Cursor has changed substantially. Per-project Memories shipped June 2025. Automations launched March 2026 — time-based, event-based, Slack-triggered background agents. v3.0 (April 2026) went agent-first. It's now valued at $29.3B. Cursor is excellent at what it does. But its agents run on cloud VMs with no data sovereignty. Hermes runs on your server, accumulates context across all your projects (not per-project), works with any model family, and is reachable from every surface you use — not just the editor.

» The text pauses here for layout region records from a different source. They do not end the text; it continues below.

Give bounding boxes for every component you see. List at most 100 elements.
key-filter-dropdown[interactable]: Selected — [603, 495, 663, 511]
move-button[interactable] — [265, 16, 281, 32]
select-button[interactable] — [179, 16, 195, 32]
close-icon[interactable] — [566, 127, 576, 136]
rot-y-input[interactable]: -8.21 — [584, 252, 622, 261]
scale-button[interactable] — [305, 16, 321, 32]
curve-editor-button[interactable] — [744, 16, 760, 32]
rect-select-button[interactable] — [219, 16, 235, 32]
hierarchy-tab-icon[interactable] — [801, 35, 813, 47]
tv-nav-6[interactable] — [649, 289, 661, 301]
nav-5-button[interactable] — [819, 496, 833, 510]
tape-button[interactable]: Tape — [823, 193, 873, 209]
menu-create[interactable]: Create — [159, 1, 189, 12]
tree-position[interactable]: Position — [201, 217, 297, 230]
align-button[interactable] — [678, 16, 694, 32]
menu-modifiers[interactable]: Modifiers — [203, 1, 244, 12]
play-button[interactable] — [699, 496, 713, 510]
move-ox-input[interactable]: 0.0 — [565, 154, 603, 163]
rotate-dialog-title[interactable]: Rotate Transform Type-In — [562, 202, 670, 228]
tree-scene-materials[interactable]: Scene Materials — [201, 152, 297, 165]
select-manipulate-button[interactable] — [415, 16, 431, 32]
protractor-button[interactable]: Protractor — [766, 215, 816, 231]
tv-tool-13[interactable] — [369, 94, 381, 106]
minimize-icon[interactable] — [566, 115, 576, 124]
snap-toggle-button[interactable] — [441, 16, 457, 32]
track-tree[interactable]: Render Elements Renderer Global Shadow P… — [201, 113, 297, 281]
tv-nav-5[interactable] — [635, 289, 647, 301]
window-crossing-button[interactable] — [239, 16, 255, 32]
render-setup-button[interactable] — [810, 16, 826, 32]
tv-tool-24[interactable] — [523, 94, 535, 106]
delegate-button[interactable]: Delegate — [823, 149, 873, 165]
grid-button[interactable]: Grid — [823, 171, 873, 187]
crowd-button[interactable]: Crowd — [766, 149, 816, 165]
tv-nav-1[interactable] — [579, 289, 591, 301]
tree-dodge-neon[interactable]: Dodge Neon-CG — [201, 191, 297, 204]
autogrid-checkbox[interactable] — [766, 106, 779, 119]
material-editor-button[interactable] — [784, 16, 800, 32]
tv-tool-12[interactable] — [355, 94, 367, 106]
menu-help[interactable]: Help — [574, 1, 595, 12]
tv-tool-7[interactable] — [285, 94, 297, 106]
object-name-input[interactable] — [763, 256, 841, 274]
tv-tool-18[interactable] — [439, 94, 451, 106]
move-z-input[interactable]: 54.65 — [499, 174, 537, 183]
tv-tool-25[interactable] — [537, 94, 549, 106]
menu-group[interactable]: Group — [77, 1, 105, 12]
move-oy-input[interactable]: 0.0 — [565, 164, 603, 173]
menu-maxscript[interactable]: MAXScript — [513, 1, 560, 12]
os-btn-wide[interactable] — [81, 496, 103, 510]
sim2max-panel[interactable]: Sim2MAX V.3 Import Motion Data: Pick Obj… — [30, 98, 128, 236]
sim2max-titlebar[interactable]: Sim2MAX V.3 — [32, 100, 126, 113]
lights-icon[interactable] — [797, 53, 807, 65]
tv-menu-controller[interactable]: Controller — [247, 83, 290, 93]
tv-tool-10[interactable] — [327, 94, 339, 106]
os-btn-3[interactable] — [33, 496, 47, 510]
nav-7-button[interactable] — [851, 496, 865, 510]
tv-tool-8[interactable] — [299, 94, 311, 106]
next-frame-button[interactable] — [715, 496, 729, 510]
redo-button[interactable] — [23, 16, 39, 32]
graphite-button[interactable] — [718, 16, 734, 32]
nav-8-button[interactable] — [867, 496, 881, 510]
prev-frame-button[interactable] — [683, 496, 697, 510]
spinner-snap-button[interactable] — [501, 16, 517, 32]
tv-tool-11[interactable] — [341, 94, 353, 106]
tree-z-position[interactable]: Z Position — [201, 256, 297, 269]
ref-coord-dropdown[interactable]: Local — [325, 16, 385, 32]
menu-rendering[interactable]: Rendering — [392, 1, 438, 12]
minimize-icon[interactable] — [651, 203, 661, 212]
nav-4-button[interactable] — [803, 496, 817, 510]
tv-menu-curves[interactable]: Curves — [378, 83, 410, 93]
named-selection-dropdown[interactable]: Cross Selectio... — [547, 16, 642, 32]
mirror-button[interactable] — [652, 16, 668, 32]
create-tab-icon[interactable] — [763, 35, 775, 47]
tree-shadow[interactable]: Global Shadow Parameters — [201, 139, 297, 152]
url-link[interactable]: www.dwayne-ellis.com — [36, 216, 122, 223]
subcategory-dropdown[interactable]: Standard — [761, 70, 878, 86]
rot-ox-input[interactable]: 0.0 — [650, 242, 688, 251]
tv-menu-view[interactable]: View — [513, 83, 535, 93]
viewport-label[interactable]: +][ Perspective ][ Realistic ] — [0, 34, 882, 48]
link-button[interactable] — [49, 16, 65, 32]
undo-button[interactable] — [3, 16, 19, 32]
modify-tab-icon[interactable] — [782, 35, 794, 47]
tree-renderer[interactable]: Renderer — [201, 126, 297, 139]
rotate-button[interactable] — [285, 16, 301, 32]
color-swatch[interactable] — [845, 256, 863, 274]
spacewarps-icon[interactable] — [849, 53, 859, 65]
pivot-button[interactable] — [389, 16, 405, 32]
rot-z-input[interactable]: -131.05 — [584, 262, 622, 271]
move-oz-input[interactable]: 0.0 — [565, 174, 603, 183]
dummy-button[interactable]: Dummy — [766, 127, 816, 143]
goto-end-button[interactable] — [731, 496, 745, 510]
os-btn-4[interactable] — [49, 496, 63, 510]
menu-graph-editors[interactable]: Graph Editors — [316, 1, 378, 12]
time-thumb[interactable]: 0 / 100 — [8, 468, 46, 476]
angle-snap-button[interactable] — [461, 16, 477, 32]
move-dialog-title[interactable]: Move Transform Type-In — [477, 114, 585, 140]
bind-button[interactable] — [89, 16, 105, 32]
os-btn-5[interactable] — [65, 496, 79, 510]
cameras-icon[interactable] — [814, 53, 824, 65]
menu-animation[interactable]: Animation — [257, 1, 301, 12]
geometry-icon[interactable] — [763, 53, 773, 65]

Hermes vs. Claude.ai / ChatGPT

Both are capable and no longer just chat tools. Claude Cowork added scheduling (Feb 2026) and 50+ connectors including Slack. ChatGPT has Agent Mode (July 2025), Scheduled Tasks, a computer-using agent, and 50+ connectors. The fundamental issue isn't features — it's where execution lives. Neither is self-hosted. Memory, sessions, and scheduled tasks run on their servers. For workflows requiring data sovereignty, server-resident execution, or provider flexibility, that's a hard constraint with no workaround.

Get started in 60 seconds

Works on Linux, macOS, WSL2, and Android (Termux). On Windows, use WSL2 first.

bash — one-liner install
curl -fsSL https://raw.githubusercontent.com/NousResearch/hermes-agent/main/scripts/install.sh | bash
bash — first run
source ~/.bashrc      # reload shell
hermes model          # choose your LLM provider
hermes                # start chatting
bash — key commands
hermes model          # choose LLM provider and model
hermes tools          # configure enabled tools
hermes gateway setup  # set up messaging platforms
hermes doctor         # diagnose any issues
Full installation guide →

Supported LLM providers

Nous Portal OAuth
OpenAI / Codex Device code auth
Anthropic API key / auth
OpenRouter 200+ models API key
GitHub Copilot OAuth or token
DeepSeek API key
Groq API key
Hugging Face 20+ models API key
Ollama / local Local
Custom endpoint Any OpenAI-compatible URL Custom
Run hermes model to browse and authenticate interactively

What Hermes is not

Worth saying clearly. These are real trade-offs, not caveats.

✏️
Not the best in-editor autocomplete. For tight editor integration and line-by-line completions, use Cursor or Windsurf. That's not what Hermes is optimizing for.
🔧
Not zero-setup. You're running a server process. There's initial configuration for providers, messaging platforms, and tools. That's the trade-off for having something you own.
🤖
Doesn't make weaker models magical. The infrastructure is only as good as the model you connect. A weak model with great memory is still a weak model.
⚠️
Needs guardrails for high-stakes automations. Autonomous scheduling with broad tool access is powerful. Review what you're scheduling. The security model helps, but judgment matters.
Not the lowest-friction one-shot tool. For a quick answer you'll never revisit, claude.ai or ChatGPT is faster to reach. Hermes earns its setup cost over time, not in the first session.